The io.aviso.ansi namespace defines a number of functions and constants for producing ANSI escape codes.

Starting with 1.4, the compose function is the best way to construct text with ANSI escape codes:

Example ANSI formatting

compose uses a Hiccup inspired data structure to identify how different vector blocks of text should be formatted.

Constants and Functions

compose is built on top of a large number of underlying functions and constants.

ANSI supports eight named colors, each with a bright variant.

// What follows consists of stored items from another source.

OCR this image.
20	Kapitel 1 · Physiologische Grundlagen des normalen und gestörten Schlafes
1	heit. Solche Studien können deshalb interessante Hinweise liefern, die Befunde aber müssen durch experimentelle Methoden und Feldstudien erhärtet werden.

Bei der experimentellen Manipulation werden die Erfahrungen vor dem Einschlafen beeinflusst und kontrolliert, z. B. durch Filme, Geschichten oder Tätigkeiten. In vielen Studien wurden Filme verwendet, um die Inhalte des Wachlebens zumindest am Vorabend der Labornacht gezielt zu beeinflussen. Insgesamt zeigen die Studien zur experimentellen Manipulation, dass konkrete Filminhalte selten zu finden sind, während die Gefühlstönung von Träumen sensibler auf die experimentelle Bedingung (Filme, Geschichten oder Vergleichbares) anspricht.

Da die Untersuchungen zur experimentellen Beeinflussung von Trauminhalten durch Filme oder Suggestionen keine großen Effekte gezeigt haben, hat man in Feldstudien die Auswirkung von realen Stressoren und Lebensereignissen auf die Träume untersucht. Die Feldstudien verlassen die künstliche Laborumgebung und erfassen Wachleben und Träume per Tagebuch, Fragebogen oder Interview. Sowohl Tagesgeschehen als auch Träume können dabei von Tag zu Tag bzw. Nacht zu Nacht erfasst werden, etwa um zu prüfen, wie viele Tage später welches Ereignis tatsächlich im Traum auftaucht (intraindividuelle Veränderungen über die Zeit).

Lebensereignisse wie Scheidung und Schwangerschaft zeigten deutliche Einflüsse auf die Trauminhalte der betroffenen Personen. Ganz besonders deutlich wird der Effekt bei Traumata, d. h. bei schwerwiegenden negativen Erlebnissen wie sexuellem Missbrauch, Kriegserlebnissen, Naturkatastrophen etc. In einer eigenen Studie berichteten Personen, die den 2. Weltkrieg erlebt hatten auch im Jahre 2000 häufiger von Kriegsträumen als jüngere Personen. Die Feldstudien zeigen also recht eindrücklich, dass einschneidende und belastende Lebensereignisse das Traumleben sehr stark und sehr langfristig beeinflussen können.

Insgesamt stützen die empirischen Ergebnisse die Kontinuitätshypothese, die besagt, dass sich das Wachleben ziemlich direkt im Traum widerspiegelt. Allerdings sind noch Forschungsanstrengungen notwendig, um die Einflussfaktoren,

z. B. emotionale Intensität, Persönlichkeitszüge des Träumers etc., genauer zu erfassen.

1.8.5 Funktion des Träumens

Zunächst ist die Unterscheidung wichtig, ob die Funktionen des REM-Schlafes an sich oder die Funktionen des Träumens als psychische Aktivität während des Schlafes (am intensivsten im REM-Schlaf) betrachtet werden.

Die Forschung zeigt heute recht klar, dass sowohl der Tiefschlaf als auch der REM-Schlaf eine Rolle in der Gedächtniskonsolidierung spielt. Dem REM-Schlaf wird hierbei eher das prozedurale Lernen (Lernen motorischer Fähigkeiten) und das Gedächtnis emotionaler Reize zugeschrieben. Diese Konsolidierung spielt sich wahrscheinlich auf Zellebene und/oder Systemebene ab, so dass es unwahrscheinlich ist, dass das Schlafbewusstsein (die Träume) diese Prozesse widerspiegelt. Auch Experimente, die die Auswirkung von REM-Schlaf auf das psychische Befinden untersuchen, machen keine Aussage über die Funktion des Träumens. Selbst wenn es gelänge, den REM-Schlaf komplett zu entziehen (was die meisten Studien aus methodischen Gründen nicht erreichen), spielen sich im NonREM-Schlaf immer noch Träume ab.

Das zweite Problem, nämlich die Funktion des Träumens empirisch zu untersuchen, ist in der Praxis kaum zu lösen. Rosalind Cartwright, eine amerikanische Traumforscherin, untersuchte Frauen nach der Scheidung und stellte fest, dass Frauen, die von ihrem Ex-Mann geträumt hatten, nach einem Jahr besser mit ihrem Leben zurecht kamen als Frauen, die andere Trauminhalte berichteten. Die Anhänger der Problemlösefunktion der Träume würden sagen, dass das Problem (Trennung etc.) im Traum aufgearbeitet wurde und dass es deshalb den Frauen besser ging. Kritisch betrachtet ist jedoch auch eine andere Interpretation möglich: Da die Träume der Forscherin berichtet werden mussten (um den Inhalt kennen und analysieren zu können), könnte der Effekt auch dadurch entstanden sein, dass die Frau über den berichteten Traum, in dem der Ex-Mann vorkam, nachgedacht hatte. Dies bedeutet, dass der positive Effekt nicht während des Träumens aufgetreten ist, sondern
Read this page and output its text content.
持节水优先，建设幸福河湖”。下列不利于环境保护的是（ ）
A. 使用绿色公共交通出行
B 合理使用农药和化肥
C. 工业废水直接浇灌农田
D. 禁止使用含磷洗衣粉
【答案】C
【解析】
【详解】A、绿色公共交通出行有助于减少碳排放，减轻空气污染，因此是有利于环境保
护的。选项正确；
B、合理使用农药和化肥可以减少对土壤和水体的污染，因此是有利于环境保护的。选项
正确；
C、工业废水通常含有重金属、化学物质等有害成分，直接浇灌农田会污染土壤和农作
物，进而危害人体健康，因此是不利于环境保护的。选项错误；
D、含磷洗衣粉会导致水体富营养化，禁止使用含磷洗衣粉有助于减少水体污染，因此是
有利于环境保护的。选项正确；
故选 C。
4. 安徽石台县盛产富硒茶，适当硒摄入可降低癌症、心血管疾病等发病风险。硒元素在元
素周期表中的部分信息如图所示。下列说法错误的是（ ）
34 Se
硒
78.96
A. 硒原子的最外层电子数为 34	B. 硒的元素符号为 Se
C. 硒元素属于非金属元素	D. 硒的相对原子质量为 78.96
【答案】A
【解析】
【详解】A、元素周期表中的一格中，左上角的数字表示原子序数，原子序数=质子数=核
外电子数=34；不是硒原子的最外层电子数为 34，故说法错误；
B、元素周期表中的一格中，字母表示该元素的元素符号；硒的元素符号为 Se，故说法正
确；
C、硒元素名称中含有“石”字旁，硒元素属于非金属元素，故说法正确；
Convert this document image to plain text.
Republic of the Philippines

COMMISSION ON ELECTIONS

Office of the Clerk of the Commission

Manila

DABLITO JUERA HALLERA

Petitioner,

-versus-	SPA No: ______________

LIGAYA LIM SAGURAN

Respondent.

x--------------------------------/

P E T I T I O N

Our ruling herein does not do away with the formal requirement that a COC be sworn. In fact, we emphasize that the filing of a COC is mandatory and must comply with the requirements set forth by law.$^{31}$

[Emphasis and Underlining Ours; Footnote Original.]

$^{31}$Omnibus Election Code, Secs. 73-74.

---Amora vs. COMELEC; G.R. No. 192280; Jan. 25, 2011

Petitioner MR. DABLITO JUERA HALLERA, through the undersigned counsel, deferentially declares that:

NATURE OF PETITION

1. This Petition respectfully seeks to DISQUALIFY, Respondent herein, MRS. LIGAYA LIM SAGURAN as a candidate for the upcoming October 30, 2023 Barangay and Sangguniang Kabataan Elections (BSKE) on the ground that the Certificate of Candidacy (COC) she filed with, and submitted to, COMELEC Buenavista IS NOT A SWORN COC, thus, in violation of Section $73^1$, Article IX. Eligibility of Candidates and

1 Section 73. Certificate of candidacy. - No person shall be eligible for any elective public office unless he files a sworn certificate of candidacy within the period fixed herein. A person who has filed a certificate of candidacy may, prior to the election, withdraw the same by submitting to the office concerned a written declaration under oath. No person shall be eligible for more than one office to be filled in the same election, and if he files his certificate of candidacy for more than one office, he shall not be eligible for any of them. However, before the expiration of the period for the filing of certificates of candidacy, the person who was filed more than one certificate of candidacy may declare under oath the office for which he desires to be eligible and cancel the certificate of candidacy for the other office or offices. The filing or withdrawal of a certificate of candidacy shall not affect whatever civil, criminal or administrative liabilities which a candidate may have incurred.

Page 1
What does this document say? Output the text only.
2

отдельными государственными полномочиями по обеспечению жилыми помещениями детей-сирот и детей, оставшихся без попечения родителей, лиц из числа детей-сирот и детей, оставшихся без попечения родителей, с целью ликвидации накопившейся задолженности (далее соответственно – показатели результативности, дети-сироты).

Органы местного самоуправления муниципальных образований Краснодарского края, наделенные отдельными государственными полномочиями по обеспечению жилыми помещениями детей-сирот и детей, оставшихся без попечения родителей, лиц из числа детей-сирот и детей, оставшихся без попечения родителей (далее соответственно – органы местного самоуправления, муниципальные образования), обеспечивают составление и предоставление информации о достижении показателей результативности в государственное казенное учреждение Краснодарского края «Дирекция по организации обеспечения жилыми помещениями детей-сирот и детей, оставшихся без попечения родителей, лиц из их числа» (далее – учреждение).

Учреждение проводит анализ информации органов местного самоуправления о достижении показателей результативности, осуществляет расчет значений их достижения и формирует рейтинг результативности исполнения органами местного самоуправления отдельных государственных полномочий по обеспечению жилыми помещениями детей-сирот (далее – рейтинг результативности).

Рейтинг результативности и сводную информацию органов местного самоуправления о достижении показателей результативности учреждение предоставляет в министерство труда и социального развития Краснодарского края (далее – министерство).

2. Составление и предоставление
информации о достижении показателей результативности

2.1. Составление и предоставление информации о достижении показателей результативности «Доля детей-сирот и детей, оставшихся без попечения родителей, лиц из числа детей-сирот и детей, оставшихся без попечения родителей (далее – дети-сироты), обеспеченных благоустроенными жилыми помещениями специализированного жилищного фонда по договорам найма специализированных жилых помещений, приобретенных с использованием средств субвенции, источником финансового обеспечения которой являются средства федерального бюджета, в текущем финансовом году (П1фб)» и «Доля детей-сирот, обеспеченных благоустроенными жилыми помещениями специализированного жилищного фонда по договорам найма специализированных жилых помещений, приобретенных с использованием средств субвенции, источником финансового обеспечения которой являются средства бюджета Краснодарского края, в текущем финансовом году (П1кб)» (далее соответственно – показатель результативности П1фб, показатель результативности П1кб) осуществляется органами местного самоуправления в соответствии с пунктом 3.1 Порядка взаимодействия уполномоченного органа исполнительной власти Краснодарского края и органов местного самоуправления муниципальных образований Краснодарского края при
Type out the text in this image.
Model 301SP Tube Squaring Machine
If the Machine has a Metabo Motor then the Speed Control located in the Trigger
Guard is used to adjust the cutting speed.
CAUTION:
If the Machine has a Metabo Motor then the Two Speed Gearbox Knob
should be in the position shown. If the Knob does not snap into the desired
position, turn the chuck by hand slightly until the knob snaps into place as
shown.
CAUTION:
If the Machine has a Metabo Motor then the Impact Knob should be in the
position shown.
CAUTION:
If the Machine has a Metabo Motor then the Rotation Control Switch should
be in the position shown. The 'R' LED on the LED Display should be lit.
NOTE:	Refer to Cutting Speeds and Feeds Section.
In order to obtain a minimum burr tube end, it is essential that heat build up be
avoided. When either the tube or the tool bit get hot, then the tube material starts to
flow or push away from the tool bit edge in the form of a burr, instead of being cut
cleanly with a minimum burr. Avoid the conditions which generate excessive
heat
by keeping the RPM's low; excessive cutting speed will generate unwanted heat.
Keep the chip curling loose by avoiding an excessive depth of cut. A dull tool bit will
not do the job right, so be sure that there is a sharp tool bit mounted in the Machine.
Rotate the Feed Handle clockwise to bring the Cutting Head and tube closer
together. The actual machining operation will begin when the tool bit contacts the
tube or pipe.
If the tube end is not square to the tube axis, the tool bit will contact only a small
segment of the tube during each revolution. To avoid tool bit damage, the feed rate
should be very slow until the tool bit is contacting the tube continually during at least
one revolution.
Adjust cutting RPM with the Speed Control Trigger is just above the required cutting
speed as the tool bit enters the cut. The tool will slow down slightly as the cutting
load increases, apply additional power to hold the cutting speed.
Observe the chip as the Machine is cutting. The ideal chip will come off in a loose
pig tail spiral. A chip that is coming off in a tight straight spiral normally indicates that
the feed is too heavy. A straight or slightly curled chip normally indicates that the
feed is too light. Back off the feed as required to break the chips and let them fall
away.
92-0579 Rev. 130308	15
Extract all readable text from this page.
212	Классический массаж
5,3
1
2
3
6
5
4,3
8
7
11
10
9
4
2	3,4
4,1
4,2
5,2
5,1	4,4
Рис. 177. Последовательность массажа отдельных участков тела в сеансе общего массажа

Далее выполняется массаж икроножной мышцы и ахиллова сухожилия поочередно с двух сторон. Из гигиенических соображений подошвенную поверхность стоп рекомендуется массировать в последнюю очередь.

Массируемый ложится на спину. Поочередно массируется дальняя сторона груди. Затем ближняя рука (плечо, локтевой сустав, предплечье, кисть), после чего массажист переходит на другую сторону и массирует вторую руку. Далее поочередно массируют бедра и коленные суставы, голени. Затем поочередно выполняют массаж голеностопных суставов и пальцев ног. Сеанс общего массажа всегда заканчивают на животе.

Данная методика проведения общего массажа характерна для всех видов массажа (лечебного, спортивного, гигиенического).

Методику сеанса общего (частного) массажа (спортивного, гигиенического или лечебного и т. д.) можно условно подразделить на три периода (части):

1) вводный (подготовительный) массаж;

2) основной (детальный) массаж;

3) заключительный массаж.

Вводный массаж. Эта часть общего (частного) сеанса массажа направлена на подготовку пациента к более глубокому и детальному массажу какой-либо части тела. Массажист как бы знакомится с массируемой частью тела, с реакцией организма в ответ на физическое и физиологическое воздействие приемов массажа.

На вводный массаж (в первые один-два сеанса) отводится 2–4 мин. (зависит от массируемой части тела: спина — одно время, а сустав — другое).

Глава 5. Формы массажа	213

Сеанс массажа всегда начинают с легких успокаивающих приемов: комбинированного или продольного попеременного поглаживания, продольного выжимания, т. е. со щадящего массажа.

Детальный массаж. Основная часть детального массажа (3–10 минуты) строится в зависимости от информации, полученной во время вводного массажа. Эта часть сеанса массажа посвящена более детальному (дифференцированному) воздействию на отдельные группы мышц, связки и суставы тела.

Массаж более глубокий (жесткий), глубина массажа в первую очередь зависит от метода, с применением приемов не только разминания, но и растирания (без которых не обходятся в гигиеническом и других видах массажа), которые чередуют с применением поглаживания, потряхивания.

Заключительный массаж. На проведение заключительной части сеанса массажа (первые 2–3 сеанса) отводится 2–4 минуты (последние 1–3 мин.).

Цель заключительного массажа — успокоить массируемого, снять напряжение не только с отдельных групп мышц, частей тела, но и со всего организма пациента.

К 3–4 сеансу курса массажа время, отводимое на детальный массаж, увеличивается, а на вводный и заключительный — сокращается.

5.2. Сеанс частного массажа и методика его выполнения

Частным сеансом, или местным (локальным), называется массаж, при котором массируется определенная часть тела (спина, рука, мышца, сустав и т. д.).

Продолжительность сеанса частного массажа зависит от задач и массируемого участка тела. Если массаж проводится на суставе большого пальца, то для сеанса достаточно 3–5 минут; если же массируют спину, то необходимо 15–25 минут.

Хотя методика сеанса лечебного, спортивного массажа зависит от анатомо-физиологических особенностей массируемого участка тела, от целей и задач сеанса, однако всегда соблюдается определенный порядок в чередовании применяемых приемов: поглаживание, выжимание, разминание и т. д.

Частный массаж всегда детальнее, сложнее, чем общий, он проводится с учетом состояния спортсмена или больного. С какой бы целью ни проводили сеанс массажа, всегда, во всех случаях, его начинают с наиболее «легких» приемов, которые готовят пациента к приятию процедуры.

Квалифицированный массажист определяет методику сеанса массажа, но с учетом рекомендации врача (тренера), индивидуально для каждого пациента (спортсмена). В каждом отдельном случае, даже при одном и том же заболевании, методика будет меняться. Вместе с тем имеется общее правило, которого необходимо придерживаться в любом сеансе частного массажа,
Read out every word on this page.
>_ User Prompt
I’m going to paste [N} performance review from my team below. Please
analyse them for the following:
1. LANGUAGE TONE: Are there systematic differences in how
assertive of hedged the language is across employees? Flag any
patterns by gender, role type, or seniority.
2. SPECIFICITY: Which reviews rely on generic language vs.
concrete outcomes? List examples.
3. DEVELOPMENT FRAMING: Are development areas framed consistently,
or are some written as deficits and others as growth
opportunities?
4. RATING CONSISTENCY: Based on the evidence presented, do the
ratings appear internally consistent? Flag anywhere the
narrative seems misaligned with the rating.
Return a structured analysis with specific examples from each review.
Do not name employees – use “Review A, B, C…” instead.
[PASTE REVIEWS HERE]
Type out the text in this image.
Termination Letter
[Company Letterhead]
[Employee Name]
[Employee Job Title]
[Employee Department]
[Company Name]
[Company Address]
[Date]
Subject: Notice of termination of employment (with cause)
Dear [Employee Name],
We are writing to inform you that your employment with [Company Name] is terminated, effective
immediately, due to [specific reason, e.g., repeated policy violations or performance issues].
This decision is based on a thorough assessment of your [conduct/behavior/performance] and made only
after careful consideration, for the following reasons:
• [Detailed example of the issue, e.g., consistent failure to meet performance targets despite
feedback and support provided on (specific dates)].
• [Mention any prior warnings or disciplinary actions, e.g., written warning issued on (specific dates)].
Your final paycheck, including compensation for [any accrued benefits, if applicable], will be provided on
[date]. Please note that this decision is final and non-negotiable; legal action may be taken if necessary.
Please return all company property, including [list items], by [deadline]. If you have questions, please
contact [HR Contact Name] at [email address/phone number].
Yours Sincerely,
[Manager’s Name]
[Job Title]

For each of the supported colors (black, red, green, yellow, blue, magenta, cyan, and white) there will be four functions and four constants:

  • [bright-] color - function to set foreground text color
  • [bright-] color-bg - function to set background color
  • [bright-] color-font - constant that enables the text color
  • [bright-] color-bg-font - constant that enables the color as background

For example, for the color green there will be green, green-bg, bright-green, and bright-green-bg functions, and constants green-font, green-bg-font, bright-green-font, and bright-green-bg-font.

The functions are passed a string and wrap the string with ANSI codes to enable the specific font attributes, with a reset of all attributes after the string.

Note that the exact color interpretation of the ANSI codes varies significantly between platforms and applications, and is frequently configurable, often using themes. You may need to adjust your application’s settings to get an optimum display.

In addition to color, text can be: * bold, faint, or plain * italic or roman * inverse (which inverts the foreground and background colors) or normal * underlined or not-underlined

For each of these, there is a function and a -font constant.

Finally, reset-font is a constant that reverts all font characteristics back to defaults.